Australia’s Anti-Encryption Laws Draws Fresh Fire From FastMail, Mozilla

Australia’s anti-encryption laws is drawing fresh fire from members of the technology community. This time, it’s coming from FastMail and Mozilla.

Last December, Australia passed a first of its kind anti-encryption law in the lower house. The law would compel organizations to implement backdoors on anything that involves encryption for the purpose of eavesdropping for law enforcement. The process was rushed and the laws were passed despite the backlash from the technology sector operating in the country.

The passage has left many companies to contemplate going as far as fleeing the country. Others say they will stay and fight. An example of that is encrypted messaging app Signal saying that they won’t comply with installing any kind of back door simply because of the way the system is built.

To make matters worse, the anti-encryption law even started to become an international incident with observers in New Zealand saying that New Zealand needs to rethink their online strategy. The strategy, of course, being that government data is being pushed towards cloud computing. If personal information is in the cloud, the question is, where is that cloud stored? As it turns out, it’s stored in Australia. With anti-encryption laws being pushed, the question then becomes: how can personal information possibly be protected on Australian land?

For the Australian governments side of things, Australia’s spy chief blasted critics. He accused them of perpetuating “myths” and accused them of being motivated by “self-interest”.

While the news somewhat died down since, that doesn’t mean the issue is still smouldering beneath the surface. Now, controversy is flaring back onto the surface of the public conciouse with fresh criticisms from companies like FastMail and open source developer Mozilla.

In a submission (PDF), FastMail said that the passage of TOLA/Assistance and Access Act has created the perception that Australia no longer respects the personal rights of privacy. All of this is in the context of data leaks and breaches occurring, The Facebook Cambridge Analytica scandal, and Europe’s General Data Protection Regulation (GDPR).

In response to the laws, FastMail says that they foresee a reduction of foreign investment. This in the context of how 90% of their user base is from non-Australian regions. Additionally, their staff have expressed concerns what this law will mean.

Meanwhile, Mozilla expressed their own concerns with the law (PDF). The company is demanding clarity that requests for backdoors must not target individuals, but instead, a designated on point person instead who can handle such a request. Additionally, they say that secret backdoors would undermine publis trust in an open source project. From their submission:

As an open source company, we are committed to developing our products and services publicly. More than just a philosophical choice, open source development allows myriad actors outside of Mozilla to identify bugs in our code, and in doing so making our products and services more resilient and secure. This benefits the hundreds of millions of people who use Mozilla products every day. Developing in the open also allows our users to have more trust in the integrity of our code. The restrictions on disclosure in TOLA around building backdoors and other “acts and things” that may be required under the law are not just antithetical to us an open source company but would undermine the security and trust of all of our users.

When the US FBI in 2016 sought to force Apple to develop new software to undermine the security of its systems in order to gain access to an encrypted iPhone, this debate played out in the public eye. This allowed security experts, civil society, other companies, and elected representatives to weigh in on the risks of this order. Yet, if the Australian government were to use their new powers under TOLA today, we wouldn’t know about it, because the law contains strict restrictions on disclosing information about any orders that are issued. Moreover, neither the orders issued under TOLA nor the limitations on talking about them have to be approved by a judge. This effectively prohibits the much-needed conversation about the appropriate limits of government surveillance as well as use of exploits that undermine the security of internet users, products, and services.

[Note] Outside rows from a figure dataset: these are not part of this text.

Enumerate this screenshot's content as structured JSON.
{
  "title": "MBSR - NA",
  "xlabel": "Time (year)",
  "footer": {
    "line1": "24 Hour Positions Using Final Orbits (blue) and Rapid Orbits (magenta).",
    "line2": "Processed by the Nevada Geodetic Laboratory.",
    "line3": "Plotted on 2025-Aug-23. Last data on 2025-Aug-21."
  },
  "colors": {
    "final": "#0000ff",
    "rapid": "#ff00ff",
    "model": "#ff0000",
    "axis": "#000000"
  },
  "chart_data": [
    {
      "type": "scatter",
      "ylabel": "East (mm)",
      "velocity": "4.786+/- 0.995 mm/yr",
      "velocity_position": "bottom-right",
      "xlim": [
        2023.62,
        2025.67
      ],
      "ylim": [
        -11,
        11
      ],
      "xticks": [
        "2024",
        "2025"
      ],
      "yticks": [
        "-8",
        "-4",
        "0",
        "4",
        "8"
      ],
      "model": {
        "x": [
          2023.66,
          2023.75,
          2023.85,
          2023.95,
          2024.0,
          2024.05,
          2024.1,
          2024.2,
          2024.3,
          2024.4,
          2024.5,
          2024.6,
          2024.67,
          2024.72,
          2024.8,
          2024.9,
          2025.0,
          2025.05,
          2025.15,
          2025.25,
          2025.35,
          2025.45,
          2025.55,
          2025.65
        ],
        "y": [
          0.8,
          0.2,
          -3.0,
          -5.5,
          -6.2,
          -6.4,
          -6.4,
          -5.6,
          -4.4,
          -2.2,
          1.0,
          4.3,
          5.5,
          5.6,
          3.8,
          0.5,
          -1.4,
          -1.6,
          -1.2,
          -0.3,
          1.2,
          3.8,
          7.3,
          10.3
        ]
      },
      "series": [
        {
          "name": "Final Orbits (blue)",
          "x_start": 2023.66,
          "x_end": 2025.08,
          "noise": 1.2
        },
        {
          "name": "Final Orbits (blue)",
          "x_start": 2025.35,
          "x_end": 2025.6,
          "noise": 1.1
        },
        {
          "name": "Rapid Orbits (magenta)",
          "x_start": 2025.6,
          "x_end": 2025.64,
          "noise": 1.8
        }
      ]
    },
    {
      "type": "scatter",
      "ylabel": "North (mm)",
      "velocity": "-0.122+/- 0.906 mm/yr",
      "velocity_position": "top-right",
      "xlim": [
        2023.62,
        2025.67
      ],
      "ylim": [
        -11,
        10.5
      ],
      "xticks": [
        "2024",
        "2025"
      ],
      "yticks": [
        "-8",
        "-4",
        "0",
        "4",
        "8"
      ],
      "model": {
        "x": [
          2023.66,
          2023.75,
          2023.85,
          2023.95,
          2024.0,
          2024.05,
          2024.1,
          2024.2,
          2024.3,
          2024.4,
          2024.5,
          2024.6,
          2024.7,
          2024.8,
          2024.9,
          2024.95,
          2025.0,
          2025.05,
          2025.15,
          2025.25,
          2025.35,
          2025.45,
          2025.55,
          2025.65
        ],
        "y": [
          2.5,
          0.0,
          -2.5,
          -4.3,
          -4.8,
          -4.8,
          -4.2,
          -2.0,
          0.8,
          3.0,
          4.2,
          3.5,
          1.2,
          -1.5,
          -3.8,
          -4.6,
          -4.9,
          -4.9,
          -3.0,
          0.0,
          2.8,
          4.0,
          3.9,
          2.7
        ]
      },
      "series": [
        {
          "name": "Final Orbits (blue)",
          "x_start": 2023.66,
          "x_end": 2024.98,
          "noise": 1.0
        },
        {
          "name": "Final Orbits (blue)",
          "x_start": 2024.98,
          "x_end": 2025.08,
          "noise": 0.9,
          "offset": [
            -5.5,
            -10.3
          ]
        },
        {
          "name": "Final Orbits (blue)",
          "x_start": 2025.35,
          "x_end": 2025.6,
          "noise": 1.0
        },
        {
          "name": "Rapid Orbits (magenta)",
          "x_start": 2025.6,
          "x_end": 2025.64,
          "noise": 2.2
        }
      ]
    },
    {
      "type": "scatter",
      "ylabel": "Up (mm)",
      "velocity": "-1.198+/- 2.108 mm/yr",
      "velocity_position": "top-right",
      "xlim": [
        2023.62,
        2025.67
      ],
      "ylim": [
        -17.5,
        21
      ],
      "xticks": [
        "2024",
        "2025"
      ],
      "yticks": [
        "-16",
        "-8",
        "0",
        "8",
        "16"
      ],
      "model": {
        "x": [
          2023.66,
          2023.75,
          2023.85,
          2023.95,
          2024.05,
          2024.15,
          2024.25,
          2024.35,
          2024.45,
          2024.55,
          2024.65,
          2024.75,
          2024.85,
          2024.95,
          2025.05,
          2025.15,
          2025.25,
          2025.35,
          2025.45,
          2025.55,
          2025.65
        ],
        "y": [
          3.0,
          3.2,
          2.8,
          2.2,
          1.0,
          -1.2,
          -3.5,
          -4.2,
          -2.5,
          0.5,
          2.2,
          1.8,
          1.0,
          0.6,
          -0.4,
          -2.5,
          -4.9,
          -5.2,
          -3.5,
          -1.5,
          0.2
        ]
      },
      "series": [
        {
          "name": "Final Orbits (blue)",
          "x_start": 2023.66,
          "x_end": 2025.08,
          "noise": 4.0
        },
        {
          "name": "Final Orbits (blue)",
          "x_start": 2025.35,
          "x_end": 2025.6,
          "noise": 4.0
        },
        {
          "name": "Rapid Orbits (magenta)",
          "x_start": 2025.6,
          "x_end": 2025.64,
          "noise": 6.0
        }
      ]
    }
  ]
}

Secrecy should not be the default. If the government believes that secrecy is required in order to protect the integrity of an investigation or operation, they should have to seek an additional approval from a court of relevant jurisdiction. The Government should have to periodically justify to the court why the continuation of a restriction on disclosure is warranted, and all orders should become public eventually. While we understand that there may be a need for secrecy around the use of TARs and TANs because disclosure may alert the target of an investigation or operation, the same cannot be said of TCNs. Given that TCNs need not be tied to a specific target, operation, or investigation, there is no comparable need for restrictions on disclosure. TCNs designed to ensure that a DCP is capable of giving help could theoretically be used against any user, the vast majority of whom are not and will not ever be under suspicion. While we don’t believe Australian authorities should have these powers given the profound security and privacy risks, we believe the government should have to make the case for these capabilities in the public eye. TCNs should never be secret.

The company went on to recommend court oversight for backdoor requests, the inclusion of impartial reviews, and require that such requests would not disproportionately harm non-targetted users among other things.

So, from a privacy front, the war in Australia is far from over. It’s by no means looking good, but it’s not as though the country is a lost cause yet. As it stands now, the current Australian government has already developed a track record of ignoring expert advice. As such, whether or not this has any sort of impact remains to be seen. Still, it’s understandable that companies such as Mozilla and FastMail will take any opportunity they can to at least fight these laws. After all, their very future in the country could very well be at stake here.